Nobel Peace Prize winners Dmitry Muratov from Russia, proper, and Maria Ressa of the Philippines obtain their awards throughout the Nobel Peace Prize ceremony at Oslo Metropolis Corridor, Norway, in December 2021. Credit score: Alexander Zemlianichenko/AP
Heritage Auctions​’ description continued: “The purpose is to make use of this occasion to foster consciousness of refugee crises and for the giving to proceed lengthy after the public sale on June twentieth.”
Russia’s media crackdown
Muratov shared the 2021 Nobel with Philippine-American journalist Maria Ressa for what judges described as their “efforts to safeguard freedom of expression.”
Muratov is the editor-in-chief of unbiased Russian information outlet Novaya Gazeta. He ​”criticised Russia’s annexation of Crimea in 2014 and the federal government’s use of army pressure, each in and outdoors Russia,​” in accordance with the Nobel Peace Prize group.

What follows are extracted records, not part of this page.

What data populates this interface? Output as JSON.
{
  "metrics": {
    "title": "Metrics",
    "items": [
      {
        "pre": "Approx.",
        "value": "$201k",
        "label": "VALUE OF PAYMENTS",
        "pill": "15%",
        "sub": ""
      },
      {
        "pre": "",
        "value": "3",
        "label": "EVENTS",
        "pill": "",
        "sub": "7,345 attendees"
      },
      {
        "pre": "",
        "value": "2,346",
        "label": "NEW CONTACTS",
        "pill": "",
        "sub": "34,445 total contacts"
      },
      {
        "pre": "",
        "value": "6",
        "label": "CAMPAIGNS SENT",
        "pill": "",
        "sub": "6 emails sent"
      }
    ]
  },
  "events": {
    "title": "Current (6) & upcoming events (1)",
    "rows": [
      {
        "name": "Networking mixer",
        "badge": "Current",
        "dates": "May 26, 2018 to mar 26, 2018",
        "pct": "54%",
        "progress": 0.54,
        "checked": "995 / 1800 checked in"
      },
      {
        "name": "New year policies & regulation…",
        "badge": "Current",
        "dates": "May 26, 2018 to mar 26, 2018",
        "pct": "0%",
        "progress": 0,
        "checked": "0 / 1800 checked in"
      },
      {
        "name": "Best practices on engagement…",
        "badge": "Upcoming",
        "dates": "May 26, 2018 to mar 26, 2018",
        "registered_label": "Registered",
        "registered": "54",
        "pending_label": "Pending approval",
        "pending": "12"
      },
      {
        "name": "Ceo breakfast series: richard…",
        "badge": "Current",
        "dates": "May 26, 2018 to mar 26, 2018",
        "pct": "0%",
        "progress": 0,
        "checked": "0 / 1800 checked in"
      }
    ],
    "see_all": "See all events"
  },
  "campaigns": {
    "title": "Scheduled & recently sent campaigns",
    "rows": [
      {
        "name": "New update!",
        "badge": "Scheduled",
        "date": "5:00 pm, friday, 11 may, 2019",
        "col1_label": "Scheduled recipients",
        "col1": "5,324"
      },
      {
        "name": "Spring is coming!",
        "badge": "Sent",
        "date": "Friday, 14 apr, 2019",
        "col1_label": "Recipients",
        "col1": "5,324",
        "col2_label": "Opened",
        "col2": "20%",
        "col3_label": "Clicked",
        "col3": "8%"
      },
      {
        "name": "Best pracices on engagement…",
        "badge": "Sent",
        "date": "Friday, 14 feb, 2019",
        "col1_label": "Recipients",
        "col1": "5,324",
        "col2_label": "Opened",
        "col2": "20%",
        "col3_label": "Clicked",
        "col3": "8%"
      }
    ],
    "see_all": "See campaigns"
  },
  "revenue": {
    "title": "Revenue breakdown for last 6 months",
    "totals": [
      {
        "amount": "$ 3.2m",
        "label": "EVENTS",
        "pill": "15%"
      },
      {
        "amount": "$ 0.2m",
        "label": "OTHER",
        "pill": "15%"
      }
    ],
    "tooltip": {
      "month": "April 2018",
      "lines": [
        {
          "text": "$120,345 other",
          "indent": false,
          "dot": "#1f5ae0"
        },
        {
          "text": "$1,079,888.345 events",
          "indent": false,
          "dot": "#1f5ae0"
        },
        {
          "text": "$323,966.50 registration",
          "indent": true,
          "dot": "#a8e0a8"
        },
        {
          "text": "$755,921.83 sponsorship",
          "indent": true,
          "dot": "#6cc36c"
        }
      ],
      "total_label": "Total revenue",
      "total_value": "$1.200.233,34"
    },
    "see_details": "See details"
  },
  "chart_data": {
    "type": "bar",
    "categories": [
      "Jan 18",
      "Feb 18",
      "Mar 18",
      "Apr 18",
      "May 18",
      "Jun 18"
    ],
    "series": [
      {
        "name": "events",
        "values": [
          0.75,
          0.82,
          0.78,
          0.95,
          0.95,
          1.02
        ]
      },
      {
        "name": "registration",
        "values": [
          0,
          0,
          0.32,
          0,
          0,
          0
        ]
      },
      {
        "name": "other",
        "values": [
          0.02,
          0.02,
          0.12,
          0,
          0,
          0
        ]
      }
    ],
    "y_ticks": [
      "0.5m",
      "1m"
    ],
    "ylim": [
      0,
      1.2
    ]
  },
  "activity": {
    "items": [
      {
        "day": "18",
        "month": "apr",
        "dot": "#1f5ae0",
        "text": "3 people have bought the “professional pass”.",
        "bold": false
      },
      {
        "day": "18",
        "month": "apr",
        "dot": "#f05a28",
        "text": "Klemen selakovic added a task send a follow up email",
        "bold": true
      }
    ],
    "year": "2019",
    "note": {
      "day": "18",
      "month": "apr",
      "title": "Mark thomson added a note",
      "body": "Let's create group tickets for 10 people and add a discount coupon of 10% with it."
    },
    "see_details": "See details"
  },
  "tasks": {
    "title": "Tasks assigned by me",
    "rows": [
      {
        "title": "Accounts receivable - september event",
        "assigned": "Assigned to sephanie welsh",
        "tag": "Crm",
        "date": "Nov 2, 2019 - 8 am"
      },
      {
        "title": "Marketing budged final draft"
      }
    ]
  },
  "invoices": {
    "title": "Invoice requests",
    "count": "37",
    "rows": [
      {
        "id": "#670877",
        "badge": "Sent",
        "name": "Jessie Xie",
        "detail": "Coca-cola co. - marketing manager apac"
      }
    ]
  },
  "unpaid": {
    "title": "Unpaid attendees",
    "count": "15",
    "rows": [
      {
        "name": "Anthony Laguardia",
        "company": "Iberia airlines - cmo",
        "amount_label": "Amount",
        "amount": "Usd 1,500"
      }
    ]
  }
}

Six of the newspaper’s journalists have been murdered together with Anna Politkovskaya, a strident critic of the Kremlin who reported on human rights abuses in Chechnya.
The Kremlin has tightened its grip on the nation’s unbiased media following the invasion of Ukraine. In March, lawmakers criminalized the unfold of “faux” data that discredits the Russian armed forces or requires sanctions in opposition to the nation.
The crackdown has compelled some shops to close up store and their journalists to depart the nation.